M. Matthieu Orphelin. Il s’agit d’un sujet important : tant mieux si nos positions convergent ! L’amendement serait à mettre en œuvre dans le cadre du plan d’action « post-CETA » du Gouvernement. Le sujet mériterait également d’être mis à l’ordre du jour du prochain comité d’échange sur le commerce international coprésidé par les secrétaires d’État M. Jean-Baptiste Lemoyne et Mme Brune Poirson.

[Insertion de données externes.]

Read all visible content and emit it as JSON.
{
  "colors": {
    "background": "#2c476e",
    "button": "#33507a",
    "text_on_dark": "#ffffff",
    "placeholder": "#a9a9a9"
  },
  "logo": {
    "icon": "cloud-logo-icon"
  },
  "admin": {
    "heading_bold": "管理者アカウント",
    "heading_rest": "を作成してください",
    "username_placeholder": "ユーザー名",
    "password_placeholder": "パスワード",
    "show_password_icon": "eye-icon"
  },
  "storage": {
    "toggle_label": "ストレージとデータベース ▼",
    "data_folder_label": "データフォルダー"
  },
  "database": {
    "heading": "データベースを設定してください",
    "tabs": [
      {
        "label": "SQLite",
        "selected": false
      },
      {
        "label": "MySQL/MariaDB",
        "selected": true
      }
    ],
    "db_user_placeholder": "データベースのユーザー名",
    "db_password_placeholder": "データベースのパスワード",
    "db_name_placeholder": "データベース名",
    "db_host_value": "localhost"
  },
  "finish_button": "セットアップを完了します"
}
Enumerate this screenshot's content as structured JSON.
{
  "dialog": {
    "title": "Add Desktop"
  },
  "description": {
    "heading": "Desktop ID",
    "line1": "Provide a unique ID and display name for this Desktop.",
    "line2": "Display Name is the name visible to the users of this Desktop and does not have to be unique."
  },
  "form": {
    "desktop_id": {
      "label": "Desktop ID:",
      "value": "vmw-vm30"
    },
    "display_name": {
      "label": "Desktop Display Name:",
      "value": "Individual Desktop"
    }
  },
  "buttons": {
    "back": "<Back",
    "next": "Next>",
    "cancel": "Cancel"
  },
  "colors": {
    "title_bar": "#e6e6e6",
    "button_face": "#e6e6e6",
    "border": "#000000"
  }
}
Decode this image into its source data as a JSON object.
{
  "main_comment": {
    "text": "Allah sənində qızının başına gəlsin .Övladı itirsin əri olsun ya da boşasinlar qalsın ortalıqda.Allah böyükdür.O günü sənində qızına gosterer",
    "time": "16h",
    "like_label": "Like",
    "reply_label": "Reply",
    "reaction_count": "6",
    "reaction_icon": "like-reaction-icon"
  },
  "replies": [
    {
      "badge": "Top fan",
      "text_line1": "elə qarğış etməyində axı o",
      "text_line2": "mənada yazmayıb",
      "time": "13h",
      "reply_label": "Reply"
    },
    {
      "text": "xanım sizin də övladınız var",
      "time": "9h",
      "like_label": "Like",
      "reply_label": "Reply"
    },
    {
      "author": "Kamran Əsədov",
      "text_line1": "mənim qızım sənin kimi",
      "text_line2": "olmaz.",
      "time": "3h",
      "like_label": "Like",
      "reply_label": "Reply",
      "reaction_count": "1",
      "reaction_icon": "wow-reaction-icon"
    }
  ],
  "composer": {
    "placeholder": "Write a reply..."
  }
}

La commission adopte l’amendement.

Article additionnel après l’article 11
(article L. 1 du code rural et de la pêche maritime)
Intégration de la lutte contre le changement climatique dans la politique de l’agriculture et de l’alimentation

La commission examine l’amendement CD456 de M. Guillaume Garot.

M. Guillaume Garot. Il s’agit d’élargir les critères pris en compte dans le Programme national pour l’alimentation (PNA). Grâce aux crédits dispensés par le ministère de l’agriculture, le PNA promeut aujourd’hui des actions et des innovations sur le terrain, en suivant quatre axes. Par cohérence, nous proposons que les critères nutritionnels et environnementaux soient pris en compte de manière transversale dans les actions.

M. Stéphane Travert, ministre de l’agriculture et de l’alimentation. Cette préoccupation légitime est en cohérence avec les engagements pris dans le cadre de l’accord sur le climat. La démarche contribue à nos efforts en faveur du développement durable. Je suis favorable à cet amendement.

Suivant l’avis favorable de la rapporteure pour avis, la commission adopte l’amendement.

Article additionnel après l’article 11
(article L. 1 du code rural et de la pêche maritime)
Financements du programme national pour l’alimentation

La commission examine, en discussion commune, les amendements CD461 de M. Guillaume Garot et CD128 de M. Vincent Descoeur.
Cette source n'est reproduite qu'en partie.